Francisco José Llera, DIARIO VASCO, 16/6/11
Estamos en tiempo de transición entre el fin de ciclo de la izquierda y el comienzo del de la derecha y en medio de una crisis global descomunal, que hace que cualquier información, proveniente de los múltiples rotos de nuestro sistema global, acreciente el estado de ansiedad y malestar de cualquier ciudadano mínimamente sensibilizado. Y, con la que está cayendo, sobre todo en el terreno sociolaboral y económico, ¿qué ciudadano no está hoy sensibilizado, de una u otra forma o con mayor o menor intensidad? Nuestro sistema socioeconómico arrastra una crisis ya crónica de «racionalidad», como nos advirtió Habermas, pero ahora estamos en una crisis aguda de «credibilidad» de nuestro sistema institucional, que no es sino la antesala de una seria crisis de «legitimidad». Los síntomas son múltiples: el malestar democrático en los estudios demoscópicos, la desafección política, la fatiga de nuestras instituciones representativas, pero, sobre todo, el descrédito de nuestros partidos y su clase política. Las respuestas ciudadanas también son variadas y hasta contradictorias: el alejamiento de las urnas de una parte importante del electorado, las reacciones violentas de los grupos antisistema y anarquizantes o los neopopulismos de extrema derecha que emergen con fuerza por doquier, entre otras.
Tres de cada cuatro ciudadanos de nuestras democracias señalan la corrupción y el abuso de poder como dos grandes dramas políticos y en todas ellas los partidos son señalados como las instituciones más corruptas y menos transparentes, en una suerte de cronificación de esta enfermedad. En nuestro país, los políticos se han convertido en el tercer problema ciudadano después del empleo y la crisis y los partidos son las instituciones peor valoradas. Si en época de vacas gordas y reparto clientelar estos fenómenos no son más que síntomas de nuestra abundancia, se revelan como escándalo y causa de desafección y protesta cuando las cosas vienen mal dadas y, no solo no hay resultados que repartir, si no mucho que recortar, sobre todo, a los que menos tienen y más esperaban.

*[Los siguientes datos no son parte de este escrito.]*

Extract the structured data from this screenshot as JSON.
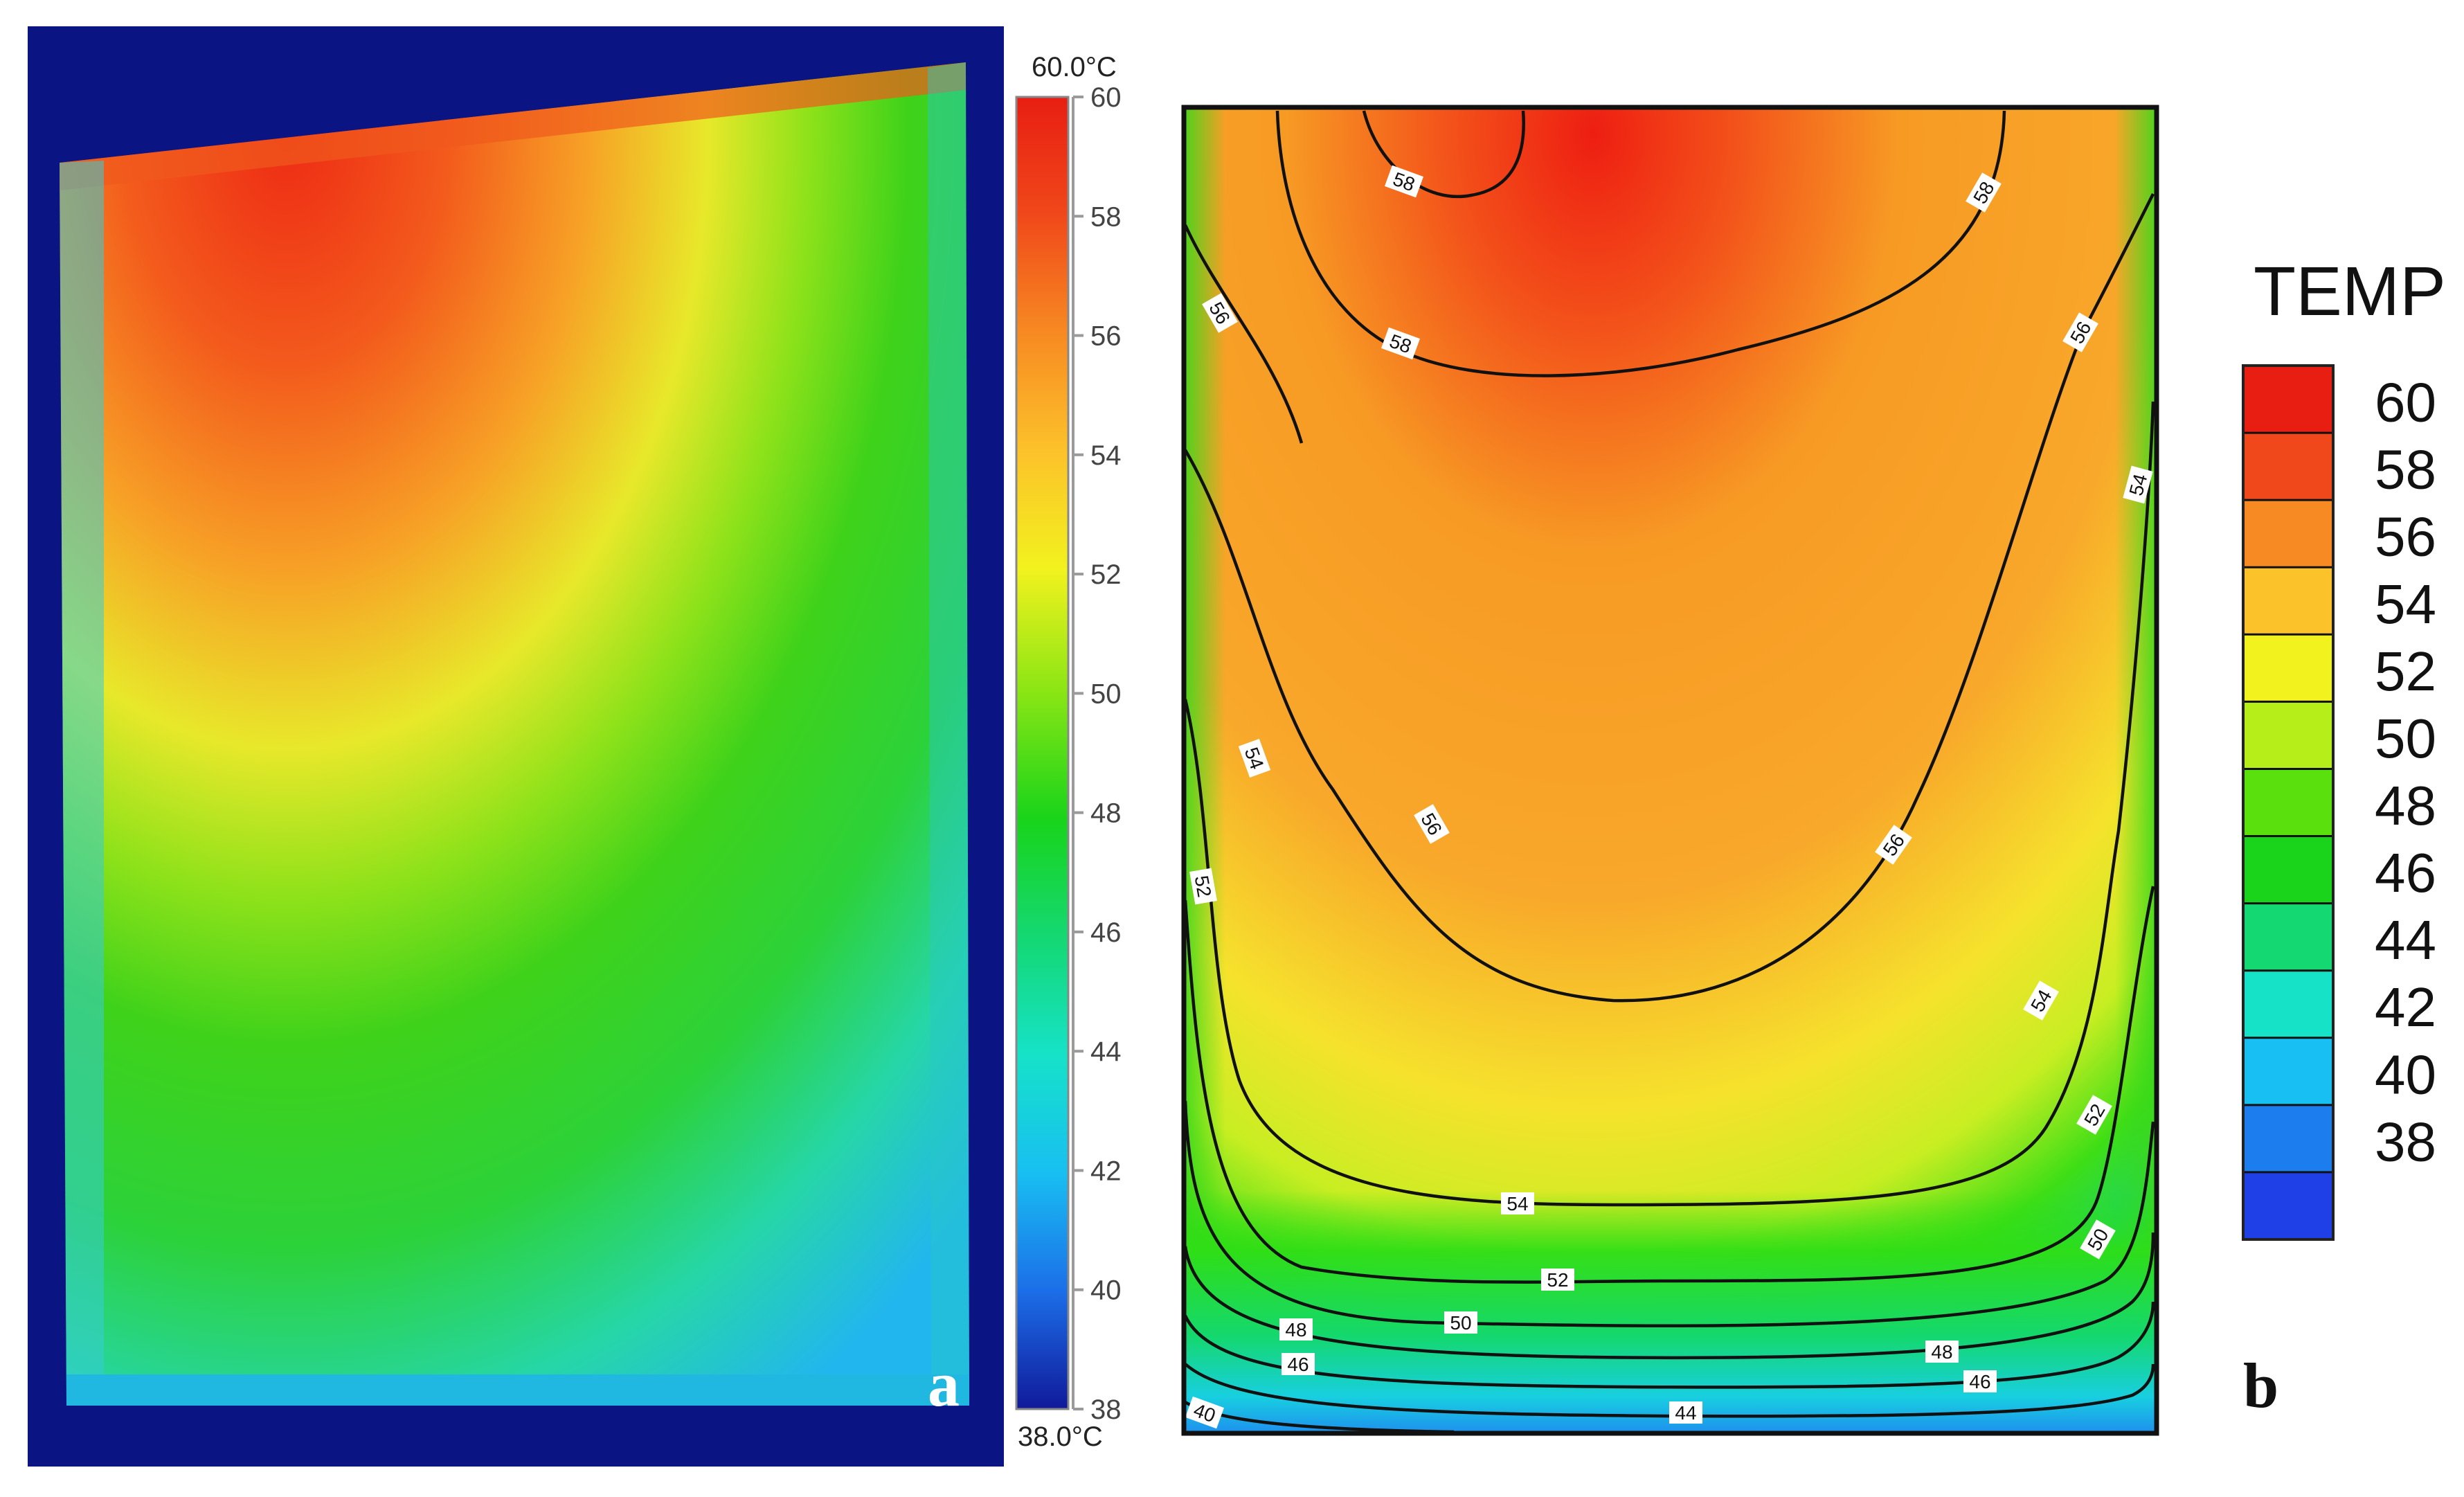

No es de extrañar, ni podemos lamentarnos sin rubor, de que la indignación explote en la calle o en la red. El movimiento Democracia Real Ya ha irrumpido con fuerza en medio de una campaña electoral bastante irresponsable y sin respuestas para una parte importante de la opinión pública. Ante el primer impacto y el temor a ser perjudicados en las urnas, unos y otros se han mostrado contemporizadores, receptivos y hasta identificados con estos ‘indignados’. Pero la campaña ha pasado y el ritual exige ‘limpiar’ las calles. El propio movimiento, voluntariamente descabezado y horizontal, se fatiga con la ‘movida asamblearia’ y el romanticismo utópico empieza a chocar con la dura realidad del adónde vamos y cómo llegamos. No es difícil que de la indignación se pase a la impotencia desesperada. Y es aquí cuando comienza el problema real para todos. Obviamente, en ellos hay mucho de hartazgo sano, falta de horizonte y frustración generacional, y hasta utopía constructiva, pero también algo de exhibicionismo mediático (de la ‘Spanish revolution’) y no han de faltar los pescadores en río revuelto. Son inevitables los efectos degenerativos, si ellos no se autocontrolan y las instituciones no les dan cauce.
Pero la lección es clara. Nuestra clase política no puede seguir ejerciendo su actividad parapetada en unas instituciones y en unos procedimientos convertidos, cada vez más, en puro ritual representativo o competitivo sin que ello afecte a la legitimidad de nuestras democracia representativa. Esta deslegitimación radical es la que late y amenaza con ampliarse en la mecha encendida del movimiento DRY. Nuestra clase política no debe hacer caso omiso a tantos síntomas de fatiga, aprestándose a tomarse en serio la necesaria regeneración democrática de nuestras instituciones, empezando por los partidos y sus dirigentes.